Nos hallamos por lo tanto, ante un momento determinante en la Historia de la evolución y de la biología. Cuando los primeros vertebrados pisaron la tierra, abrieron un camino que paso a paso, primero torpemente, y más tarde a grandes zancadas, nos ha traído hasta el presente. El profesor Bigotini, aun a costa de agarrar un buen catarro, se descubre quitándose el sombrero ante tan glorioso y decisivo acontecimiento.

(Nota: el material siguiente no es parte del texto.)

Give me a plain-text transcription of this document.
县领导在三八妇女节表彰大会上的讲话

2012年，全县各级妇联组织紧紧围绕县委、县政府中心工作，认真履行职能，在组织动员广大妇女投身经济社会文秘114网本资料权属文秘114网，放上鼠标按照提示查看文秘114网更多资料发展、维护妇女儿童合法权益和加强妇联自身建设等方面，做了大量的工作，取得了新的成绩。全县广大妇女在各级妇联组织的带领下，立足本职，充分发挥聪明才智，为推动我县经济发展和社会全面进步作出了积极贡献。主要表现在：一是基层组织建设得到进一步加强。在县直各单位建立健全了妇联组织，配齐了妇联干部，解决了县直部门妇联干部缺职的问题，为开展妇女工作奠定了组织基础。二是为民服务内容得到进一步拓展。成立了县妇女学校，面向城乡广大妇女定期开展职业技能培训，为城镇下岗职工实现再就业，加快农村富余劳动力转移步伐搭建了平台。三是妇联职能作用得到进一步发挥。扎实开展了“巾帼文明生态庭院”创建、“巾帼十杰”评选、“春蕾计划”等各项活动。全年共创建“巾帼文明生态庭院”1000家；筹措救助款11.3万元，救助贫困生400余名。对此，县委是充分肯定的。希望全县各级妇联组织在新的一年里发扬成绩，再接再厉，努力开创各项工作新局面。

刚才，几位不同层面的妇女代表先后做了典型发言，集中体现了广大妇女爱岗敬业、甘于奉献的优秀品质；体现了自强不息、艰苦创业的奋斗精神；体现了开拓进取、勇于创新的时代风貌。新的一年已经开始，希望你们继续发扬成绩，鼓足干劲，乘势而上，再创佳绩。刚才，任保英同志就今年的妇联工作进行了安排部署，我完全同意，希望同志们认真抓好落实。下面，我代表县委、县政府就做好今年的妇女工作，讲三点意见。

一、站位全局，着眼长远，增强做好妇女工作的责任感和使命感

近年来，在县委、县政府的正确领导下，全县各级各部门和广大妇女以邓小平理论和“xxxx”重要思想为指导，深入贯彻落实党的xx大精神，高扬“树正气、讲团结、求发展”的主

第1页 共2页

Trepa la pequeña lagartija por la vieja y soleada pared, le hace un guiño con uno de sus ojillos traviesos, y el profe sonríe bajo su enorme bigote, porque sabe que es un guiño que ha recorrido cientos de millones de años. Siendo viejo como el mundo, se renueva cada día y cada minuto cuando los tímidos brotes surgen de la tierra y cuando las pequeñas criaturas salen de su cascarón.

Todo en esta vida tiene un principio y un final. Donde esto se aprecia con mayor claridad es en las longanizas.